Le premier est un vote parlementaire nécessitant une majorité des deux tiers, soit 400 députés sur 600. Le second, est le vote d’un amendement constitutionnel, soumis ensuite à référendum, qui nécessite les trois cinquièmes des voix des députés, soit 360. Or ces deux procédures sont impossibles à mettre en œuvre aujourd’hui au vu des rapports de force au sein du parlement, puisque l’alliance entre le parti de Recep Tayyip Erdoğan et le parti d’extrême droite nationaliste totalise 319 députés. Dans les deux cas, ces règles constitutionnelles induisent la question du vote des députés du parti kurdiste, fort de 57 députés.

Se pose alors la résolution de la question kurde dont on se souvient qu’une nouvelle séquence a été ouverte le 25 février par l’appel d’Öcalan au dépôt des armes de son organisation, le PKK, et à l’autodissolution de celui-ci. Pour s’acquérir le vote de tout ou partie du vote kurdiste au parlement il faudrait, a minima, que le pouvoir formalise de véritables propositions et engage un dialogue résolu pour parvenir à un compromis négocié. Pour l’instant, il n’en est rien, publiquement tout du moins. Le président turc se contente de phrases générales sur la fraternité des peuples et sur l’impérieuse obligation de ne faire aucune concession aux terroristes du PKK, son ministre de la Défense exige pour sa part le dépôt des armes et l’autodissolution du PKK sans faire la moindre proposition en contrepartie. On ne voit pas pourquoi le DEM envisagerait alors le vote d’une hypothétique modification constitutionnelle. La voie est étroite pour le président turc, car il sait parfaitement que des concessions aux forces kurdistes lui alièneraient les votes nationalistes turcs, pourtant nécessaires à son maintien au pouvoir qui constitue désormais sa principale motivation politique. Ces contradictions, difficilement surmontables, reflètent en réalité l’extrême polarisation de la société turque.

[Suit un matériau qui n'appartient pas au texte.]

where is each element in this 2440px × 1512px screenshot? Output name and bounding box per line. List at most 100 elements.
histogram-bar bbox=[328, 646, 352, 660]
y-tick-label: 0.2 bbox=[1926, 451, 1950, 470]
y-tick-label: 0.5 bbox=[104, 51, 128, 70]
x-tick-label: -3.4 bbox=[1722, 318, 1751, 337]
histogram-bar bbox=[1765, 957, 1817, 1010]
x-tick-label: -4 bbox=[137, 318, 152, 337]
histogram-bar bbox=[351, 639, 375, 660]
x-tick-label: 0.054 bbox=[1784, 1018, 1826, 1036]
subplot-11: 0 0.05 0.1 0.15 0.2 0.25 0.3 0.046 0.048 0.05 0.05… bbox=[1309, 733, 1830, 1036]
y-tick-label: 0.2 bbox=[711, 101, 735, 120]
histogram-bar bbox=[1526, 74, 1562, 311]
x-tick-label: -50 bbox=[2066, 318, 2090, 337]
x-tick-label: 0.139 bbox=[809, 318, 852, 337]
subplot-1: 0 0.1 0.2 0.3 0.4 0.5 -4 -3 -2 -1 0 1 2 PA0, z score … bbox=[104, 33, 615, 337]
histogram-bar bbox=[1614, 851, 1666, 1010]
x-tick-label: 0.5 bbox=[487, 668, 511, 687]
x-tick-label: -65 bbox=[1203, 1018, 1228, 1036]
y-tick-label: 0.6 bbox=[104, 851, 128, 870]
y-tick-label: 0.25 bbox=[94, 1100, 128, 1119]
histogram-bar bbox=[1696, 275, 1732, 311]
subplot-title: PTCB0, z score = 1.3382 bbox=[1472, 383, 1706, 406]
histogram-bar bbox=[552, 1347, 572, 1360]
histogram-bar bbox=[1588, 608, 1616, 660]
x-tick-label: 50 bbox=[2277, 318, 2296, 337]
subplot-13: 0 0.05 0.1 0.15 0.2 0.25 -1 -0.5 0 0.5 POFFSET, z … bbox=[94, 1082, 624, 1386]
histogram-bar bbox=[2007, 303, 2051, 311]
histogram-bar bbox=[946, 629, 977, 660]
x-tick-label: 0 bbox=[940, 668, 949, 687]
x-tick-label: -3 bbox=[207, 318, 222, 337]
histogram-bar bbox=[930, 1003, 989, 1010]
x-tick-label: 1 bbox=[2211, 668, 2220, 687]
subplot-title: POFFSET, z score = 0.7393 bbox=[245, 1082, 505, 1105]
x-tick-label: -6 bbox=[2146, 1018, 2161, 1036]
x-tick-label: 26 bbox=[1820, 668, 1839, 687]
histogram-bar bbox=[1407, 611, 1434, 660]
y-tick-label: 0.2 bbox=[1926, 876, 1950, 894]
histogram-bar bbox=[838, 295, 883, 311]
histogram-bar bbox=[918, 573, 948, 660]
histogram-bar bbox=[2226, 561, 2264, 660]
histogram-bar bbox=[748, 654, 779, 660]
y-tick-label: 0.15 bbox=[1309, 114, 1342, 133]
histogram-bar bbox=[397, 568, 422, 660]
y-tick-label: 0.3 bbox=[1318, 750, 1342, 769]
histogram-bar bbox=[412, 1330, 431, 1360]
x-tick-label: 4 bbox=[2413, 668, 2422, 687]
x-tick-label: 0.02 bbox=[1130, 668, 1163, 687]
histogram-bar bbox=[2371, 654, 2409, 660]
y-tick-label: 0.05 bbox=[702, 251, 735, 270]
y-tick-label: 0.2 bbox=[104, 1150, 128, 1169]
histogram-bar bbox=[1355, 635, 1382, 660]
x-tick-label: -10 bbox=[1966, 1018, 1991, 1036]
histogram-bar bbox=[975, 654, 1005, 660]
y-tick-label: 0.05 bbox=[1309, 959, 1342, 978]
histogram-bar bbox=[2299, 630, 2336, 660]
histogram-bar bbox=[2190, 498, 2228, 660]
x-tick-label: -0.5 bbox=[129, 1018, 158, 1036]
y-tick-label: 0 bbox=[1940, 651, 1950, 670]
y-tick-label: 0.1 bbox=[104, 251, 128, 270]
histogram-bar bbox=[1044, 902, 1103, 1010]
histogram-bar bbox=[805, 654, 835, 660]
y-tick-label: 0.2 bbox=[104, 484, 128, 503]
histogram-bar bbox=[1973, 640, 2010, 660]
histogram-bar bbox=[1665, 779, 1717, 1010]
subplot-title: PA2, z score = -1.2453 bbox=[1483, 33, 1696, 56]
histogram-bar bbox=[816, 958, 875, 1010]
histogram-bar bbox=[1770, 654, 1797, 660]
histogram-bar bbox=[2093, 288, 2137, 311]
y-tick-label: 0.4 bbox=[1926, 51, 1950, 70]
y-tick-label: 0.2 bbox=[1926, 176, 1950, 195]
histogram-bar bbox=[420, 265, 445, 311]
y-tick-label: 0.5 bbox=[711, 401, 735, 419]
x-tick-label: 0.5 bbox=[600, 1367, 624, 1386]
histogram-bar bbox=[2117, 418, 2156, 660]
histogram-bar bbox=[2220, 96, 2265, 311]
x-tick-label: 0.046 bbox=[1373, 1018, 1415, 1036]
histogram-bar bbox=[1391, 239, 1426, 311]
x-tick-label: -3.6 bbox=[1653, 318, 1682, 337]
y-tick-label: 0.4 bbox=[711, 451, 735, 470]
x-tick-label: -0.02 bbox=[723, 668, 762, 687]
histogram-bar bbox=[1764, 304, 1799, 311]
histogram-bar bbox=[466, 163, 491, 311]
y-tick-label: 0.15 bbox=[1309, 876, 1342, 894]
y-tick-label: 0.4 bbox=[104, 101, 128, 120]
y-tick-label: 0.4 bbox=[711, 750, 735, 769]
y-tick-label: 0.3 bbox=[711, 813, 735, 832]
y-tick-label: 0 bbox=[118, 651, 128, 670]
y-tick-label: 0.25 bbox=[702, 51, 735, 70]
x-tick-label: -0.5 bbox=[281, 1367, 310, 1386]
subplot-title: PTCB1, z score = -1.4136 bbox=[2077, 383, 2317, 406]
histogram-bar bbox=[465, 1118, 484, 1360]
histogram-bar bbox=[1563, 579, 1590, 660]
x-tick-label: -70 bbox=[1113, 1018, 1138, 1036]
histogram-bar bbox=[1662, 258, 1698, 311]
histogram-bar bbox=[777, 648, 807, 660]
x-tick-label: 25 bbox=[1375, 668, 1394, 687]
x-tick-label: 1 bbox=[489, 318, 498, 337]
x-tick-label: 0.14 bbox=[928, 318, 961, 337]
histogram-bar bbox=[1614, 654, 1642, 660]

L’arrestation d’Ekrem Imamoğlu et sa mise en détention décidée le 23 mars s’expliquent aussi par la tentative de Recep Tayyip Erdoğan de briser la popularité croissante de ce dernier. L’effet inverse se produit ! Il s’agit ensuite de rendre impossible une convergence approfondie entre le CHP et le DEM qui renforcerait la puissance de l’opposition dans la perspective des futures échéances électorales. Mais sa tentative de disjoindre les deux partis en agitant la carotte d’éventuelles concessions aux forces kurdistes est, à ce jour, un échec puisque le DEM apporte sa pleine solidarité à Ekrem Imamoğlu.

Reste désormais à évaluer la résistance des mobilisations citoyennes dont l’ampleur donne une indication puisque ce sont des centaines de milliers de manifestants qui se regroupent tous les soirs depuis l’arrestation du maire d’Istanbul. La jeunesse y prend une place essentielle et la radicalité des mots d’ordre indique qu’une partie de la population veut en finir avec l’ordre conservateur et liberticide instauré par le régime de Recep Tayyip Erdoğan.